[<prev] [next>] [<thread-prev] [thread-next>] [day] [month] [year] [list]
Message-ID: <4A932B18.1020209@redhat.com>
Date: Mon, 24 Aug 2009 20:06:48 -0400
From: Ric Wheeler <rwheeler@...hat.com>
To: Pavel Machek <pavel@....cz>
CC: Theodore Tso <tytso@....edu>, Florian Weimer <fweimer@....de>,
Goswin von Brederlow <goswin-v-b@....de>,
Rob Landley <rob@...dley.net>,
kernel list <linux-kernel@...r.kernel.org>,
Andrew Morton <akpm@...l.org>, mtk.manpages@...il.com,
rdunlap@...otime.net, linux-doc@...r.kernel.org,
linux-ext4@...r.kernel.org, corbet@....net
Subject: Re: [patch] ext2/3: document conditions when reliable operation is
possible
Pavel Machek wrote:
> On Mon 2009-08-24 18:39:15, Theodore Tso wrote:
>
>> On Mon, Aug 24, 2009 at 11:25:19PM +0200, Pavel Machek wrote:
>>
>>>> I have to admit that I have not paid enough attention to this specifics
>>>> of your ext3 + flash card issue - is it the ftl stuff doing out of order
>>>> IO's?
>>>>
>>> The problem is that flash cards destroy whole erase block on unplug,
>>> and ext3 can't cope with that.
>>>
>> Sure --- but name **any** filesystem that can deal with the fact that
>> 128k or 256k worth of data might disappear when you pull out the flash
>> card while it is writing a single sector?
>>
>
> First... I consider myself quite competent in the os level, yet I did
> not realize what flash does and what that means for data
> integrity.

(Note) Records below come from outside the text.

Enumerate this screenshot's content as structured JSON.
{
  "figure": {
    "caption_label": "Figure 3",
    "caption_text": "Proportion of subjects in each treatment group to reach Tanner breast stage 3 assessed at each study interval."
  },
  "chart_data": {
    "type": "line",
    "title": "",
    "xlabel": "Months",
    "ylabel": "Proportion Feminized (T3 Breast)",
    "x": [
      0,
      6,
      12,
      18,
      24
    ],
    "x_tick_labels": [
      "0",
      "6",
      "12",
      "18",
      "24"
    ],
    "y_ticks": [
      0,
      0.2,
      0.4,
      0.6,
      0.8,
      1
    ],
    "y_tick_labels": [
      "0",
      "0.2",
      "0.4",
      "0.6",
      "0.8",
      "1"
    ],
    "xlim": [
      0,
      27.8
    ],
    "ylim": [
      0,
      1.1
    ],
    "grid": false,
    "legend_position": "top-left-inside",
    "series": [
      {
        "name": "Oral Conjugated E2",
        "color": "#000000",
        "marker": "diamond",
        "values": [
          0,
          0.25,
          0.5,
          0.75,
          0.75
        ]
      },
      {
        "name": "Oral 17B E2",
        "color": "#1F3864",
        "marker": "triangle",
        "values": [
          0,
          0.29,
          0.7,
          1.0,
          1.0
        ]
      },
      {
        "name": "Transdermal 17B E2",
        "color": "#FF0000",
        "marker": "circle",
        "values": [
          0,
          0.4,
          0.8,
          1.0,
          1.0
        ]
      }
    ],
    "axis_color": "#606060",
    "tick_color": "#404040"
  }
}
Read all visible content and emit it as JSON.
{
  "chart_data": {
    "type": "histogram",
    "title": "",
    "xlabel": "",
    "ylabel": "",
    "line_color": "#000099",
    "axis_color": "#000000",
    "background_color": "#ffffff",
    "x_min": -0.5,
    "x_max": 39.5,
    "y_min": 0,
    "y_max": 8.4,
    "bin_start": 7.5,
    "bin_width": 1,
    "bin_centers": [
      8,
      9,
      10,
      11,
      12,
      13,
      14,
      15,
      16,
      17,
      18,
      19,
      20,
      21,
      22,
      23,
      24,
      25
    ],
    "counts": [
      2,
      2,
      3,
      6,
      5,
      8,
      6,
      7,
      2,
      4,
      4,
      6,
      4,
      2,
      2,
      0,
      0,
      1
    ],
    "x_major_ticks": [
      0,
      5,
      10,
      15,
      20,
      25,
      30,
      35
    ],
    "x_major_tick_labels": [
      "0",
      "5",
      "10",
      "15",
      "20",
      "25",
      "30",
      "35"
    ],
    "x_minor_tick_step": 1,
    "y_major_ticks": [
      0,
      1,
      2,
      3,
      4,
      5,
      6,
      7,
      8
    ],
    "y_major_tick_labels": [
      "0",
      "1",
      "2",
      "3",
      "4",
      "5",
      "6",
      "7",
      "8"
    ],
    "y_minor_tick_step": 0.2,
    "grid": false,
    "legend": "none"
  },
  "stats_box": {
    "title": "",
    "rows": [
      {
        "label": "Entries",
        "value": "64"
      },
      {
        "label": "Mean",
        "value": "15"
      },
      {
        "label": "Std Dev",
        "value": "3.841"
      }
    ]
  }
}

That means we need some documentation, or maybe we should
> refuse to mount those devices r/w or something.
>
> Then to answer your question... ext2. You expect to run fsck after
> unclean shutdown, and you expect to have to solve some problems with
> it. So the way ext2 deals with the flash media actually matches what
> the user expects. (*)
>
> OTOH in ext3 case you expect consistent filesystem after unplug; and
> you don't get that.
>
>
>>>> Your statement is overly broad - ext3 on a commercial RAID array that
>>>> does RAID5 or RAID6, etc has no issues that I know of.
>>>>
>>> If your commercial RAID array is battery backed, maybe. But I was
>>> talking Linux MD here.
>>>
> ...
>
>> If your concern is that with Linux MD, you could potentially lose an
>> entire stripe in RAID 5 mode, then you should say that explicitly; but
>> again, this isn't a filesystem specific cliam; it's true for all
>> filesystems. I don't know of any file system that can survive having
>> a RAID stripe-shaped-hole blown into the middle of it due to a power
>> failure.
>>
>
> Again, ext2 handles that in a way user expects it.
>
> At least I was teached "ext2 needs fsck after powerfail; ext3 can
> handle powerfails just ok".
>
>
So, would you be happy if ext3 fsck was always run on reboot (at least
for flash devices)?
ric
>> I'll note, BTW, that AIX uses a journal to protect against these sorts
>> of problems with software raid; this also means that with AIX, you
>> also don't have to rebuild a RAID 1 device after an unclean shutdown,
>> like you have do with Linux MD. This was on the EVMS's team
>> development list to implement for Linux, but it got canned after LVM
>> won out, lo those many years ago. Ce la vie; but it's a problem which
>> is solvable at the RAID layer, and which is traditionally and
>> historically solved in competent RAID implementations.
>>
>
> Yep, we should add journal to RAID; or at least write "Linux MD
> *needs* an UPS" in big and bold letters. I'm trying to do the second
> part.
>
> (Attached is current version of the patch).
>
> [If you'd prefer patch saying that MMC/USB flash/Linux MD arrays are
> generaly unsafe to use without UPS/reliable connection/no kernel
> bugs... then I may try to push that. I was not sure... maybe some
> filesystem _can_ handle this kind of issues?]
>
> Pavel
>
> (*) Ok, now... user expects to run fsck, but very advanced users may
> not expect old data to be damaged. Certainly I was not advanced enough
> user few months ago.
>
> diff --git a/Documentation/filesystems/expectations.txt b/Documentation/filesystems/expectations.txt
> new file mode 100644
> index 0000000..d1ef4d0
> --- /dev/null
> +++ b/Documentation/filesystems/expectations.txt
> @@ -0,0 +1,57 @@
> +Linux block-backed filesystems can only work correctly when several
> +conditions are met in the block layer and below (disks, flash
> +cards). Some of them are obvious ("data on media should not change
> +randomly"), some are less so. Not all filesystems require all of these
> +to be satisfied for safe operation.
> +
> +Write errors not allowed (NO-WRITE-ERRORS)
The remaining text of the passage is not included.